Peneliti Ahli Madya BRIN ini juga menyampaikan, bahwa produk anggrek adalah produk yang sifatnya memanjakan mata dan perasaan, sehingga perubahannya sangat dinamis. “Dalam memenuhi target sasaran Litbangjirap untuk varietas unggul baru anggrek masa mendatang perlu mempertimbangkan beberapa hal perilaku pasar, yaitu dengan cara mengidentifikasi permintaan pasar saat ini (demand driven) atau menciptakan pasar atau demand driving. Keduanya membutuhkan strategi khusus yang tepat,” kata Sri.

Diakhir paparan, Sri mengungkapkan beberapa faktor yang akan dan harus menjadi pertimbangan untuk perakitan varietas baru dan pengembangan anggrek, antara lain pertama, visi inovasi harus jauh kedepan, 5 atau 10 tahun yang akan datang. Kedua, teknologi harus menjawab tantangan yaitu inovatif yang spesifik, adaptif terhadap iklim, dan berdaya saing. Ketiga, dukungan kerjasama pihak pemerintah pusat maupun daerah dan swasta harus selaras. Keempat, teknologi perbenihan harus kuat. Kelima, sistem diseminasi yang sesuai dengan keadaan zaman.  

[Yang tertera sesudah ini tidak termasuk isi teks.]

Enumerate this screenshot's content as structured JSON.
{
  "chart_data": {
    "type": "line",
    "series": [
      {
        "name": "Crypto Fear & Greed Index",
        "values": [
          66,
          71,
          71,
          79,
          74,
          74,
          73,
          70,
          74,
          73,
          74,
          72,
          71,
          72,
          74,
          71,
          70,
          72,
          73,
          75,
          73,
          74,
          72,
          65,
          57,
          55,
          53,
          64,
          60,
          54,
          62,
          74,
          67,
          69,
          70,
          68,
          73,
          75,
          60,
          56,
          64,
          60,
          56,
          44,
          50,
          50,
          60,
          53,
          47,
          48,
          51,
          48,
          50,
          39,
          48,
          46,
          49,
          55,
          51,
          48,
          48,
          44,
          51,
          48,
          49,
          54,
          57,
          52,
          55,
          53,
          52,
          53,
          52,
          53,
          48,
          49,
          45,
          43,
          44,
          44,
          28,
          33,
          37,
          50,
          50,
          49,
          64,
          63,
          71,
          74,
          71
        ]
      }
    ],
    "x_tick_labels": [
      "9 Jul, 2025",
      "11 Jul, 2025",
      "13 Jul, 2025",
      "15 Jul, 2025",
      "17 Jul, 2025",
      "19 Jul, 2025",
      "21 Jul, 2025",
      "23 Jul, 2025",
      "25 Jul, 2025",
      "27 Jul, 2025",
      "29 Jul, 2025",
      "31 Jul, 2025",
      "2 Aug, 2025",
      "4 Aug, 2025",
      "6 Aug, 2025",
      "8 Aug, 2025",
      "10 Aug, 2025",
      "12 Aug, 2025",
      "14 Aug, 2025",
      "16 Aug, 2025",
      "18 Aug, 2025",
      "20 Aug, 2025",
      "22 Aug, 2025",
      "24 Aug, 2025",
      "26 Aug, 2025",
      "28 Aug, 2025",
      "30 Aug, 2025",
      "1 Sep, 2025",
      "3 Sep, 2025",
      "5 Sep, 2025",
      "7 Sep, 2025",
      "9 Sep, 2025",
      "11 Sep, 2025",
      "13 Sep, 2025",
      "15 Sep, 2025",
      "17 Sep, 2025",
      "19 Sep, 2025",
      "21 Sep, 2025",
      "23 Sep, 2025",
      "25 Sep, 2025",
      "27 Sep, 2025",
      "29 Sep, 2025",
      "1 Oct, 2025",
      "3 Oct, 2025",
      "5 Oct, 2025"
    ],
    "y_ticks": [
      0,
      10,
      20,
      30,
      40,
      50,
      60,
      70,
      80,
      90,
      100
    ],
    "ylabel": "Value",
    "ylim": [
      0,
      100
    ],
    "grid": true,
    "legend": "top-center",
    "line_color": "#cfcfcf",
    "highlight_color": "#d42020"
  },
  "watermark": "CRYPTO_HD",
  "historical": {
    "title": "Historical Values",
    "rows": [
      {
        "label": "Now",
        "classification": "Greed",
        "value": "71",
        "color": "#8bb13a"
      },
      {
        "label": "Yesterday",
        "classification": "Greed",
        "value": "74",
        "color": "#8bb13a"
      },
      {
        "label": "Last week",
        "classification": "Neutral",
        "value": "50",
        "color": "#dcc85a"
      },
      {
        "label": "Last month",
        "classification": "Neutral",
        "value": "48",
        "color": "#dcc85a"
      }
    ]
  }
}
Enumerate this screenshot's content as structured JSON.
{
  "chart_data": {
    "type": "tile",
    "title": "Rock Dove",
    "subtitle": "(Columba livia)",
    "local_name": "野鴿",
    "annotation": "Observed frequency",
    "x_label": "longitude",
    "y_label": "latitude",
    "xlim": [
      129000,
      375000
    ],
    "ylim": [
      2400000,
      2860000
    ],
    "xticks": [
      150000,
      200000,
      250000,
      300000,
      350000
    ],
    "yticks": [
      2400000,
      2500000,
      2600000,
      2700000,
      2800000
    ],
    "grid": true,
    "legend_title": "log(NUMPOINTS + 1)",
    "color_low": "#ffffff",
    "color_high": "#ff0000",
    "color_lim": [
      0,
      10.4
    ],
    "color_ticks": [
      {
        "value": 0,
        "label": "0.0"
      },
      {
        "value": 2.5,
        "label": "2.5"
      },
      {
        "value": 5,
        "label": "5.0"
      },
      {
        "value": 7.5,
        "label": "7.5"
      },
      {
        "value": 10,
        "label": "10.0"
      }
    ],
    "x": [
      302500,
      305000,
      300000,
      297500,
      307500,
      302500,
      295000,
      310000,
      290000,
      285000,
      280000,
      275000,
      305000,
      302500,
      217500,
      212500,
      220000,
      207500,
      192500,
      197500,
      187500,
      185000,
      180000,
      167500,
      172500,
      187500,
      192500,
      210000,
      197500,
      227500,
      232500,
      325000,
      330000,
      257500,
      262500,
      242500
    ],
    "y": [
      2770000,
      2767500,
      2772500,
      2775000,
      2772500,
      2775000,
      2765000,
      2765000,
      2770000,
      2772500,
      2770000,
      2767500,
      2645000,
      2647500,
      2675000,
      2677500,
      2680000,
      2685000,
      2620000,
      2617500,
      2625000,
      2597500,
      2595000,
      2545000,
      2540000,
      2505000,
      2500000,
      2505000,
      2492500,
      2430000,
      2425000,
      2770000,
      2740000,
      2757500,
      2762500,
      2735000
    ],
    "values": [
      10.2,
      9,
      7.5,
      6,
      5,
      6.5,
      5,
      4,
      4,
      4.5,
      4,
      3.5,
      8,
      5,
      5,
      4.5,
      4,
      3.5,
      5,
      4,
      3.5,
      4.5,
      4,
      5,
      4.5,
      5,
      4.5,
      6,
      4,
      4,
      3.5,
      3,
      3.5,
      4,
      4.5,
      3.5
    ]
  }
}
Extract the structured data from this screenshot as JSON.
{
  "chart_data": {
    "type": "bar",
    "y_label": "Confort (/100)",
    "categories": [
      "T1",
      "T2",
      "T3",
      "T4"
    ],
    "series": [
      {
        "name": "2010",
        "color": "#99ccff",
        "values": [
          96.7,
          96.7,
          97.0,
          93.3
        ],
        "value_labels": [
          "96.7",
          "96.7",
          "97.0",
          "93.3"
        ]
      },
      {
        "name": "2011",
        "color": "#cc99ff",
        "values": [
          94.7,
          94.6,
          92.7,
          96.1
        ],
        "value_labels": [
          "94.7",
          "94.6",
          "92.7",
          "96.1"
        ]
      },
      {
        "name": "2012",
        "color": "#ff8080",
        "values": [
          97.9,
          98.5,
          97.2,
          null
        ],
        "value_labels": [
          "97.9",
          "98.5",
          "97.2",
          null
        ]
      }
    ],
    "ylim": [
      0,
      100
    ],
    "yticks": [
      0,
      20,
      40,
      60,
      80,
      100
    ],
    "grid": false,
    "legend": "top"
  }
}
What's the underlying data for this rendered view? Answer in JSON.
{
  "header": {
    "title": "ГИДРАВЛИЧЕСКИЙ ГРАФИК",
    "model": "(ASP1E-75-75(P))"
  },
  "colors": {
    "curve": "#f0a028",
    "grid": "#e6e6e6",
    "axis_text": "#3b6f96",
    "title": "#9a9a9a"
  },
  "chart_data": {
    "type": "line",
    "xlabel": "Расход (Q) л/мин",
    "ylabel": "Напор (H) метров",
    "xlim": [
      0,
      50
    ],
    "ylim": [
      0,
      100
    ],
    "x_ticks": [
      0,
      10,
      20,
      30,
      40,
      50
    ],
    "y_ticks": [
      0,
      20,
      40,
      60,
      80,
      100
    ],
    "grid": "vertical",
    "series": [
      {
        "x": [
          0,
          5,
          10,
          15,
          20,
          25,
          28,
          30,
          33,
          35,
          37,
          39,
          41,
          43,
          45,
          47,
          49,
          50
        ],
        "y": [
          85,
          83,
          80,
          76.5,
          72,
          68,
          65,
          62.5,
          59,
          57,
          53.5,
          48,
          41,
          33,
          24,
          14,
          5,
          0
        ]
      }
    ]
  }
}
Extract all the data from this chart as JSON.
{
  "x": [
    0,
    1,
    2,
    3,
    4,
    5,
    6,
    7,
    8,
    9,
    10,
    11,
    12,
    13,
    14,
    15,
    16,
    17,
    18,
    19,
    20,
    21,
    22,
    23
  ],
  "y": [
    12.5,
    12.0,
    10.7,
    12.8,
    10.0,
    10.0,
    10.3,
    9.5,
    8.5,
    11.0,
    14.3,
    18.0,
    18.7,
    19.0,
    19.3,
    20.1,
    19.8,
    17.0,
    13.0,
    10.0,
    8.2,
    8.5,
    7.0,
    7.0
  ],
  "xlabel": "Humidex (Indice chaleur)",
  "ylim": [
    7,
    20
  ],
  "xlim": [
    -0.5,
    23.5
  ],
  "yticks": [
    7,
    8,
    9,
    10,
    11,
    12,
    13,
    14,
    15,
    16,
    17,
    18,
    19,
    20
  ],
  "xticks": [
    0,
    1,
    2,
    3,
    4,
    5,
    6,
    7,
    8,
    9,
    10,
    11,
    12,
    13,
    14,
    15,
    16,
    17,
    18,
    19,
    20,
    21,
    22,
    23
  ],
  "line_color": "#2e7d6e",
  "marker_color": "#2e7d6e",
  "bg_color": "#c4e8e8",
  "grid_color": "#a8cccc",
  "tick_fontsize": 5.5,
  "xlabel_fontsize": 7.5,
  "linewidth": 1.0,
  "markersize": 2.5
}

Acara yang dipandu oleh Joko Pramono, Peneliti PRHP BRIN ini, menghadirkan juga Endang Semiarti (Guru Besar Fakultas Biologi UGM, Universitas Gadjah Mada), dengan materi “Aplikasi genom editing untuk pemuliaan tanaman anggrek Indonesia” dan Parawita Dewanti (Dosen dan Peneliti Senior Universitas Jember), dengan materi “Pemuliaan molekuler dan somatik embriogenesis untuk perakitan dan perbanyakan anggrek unggul”.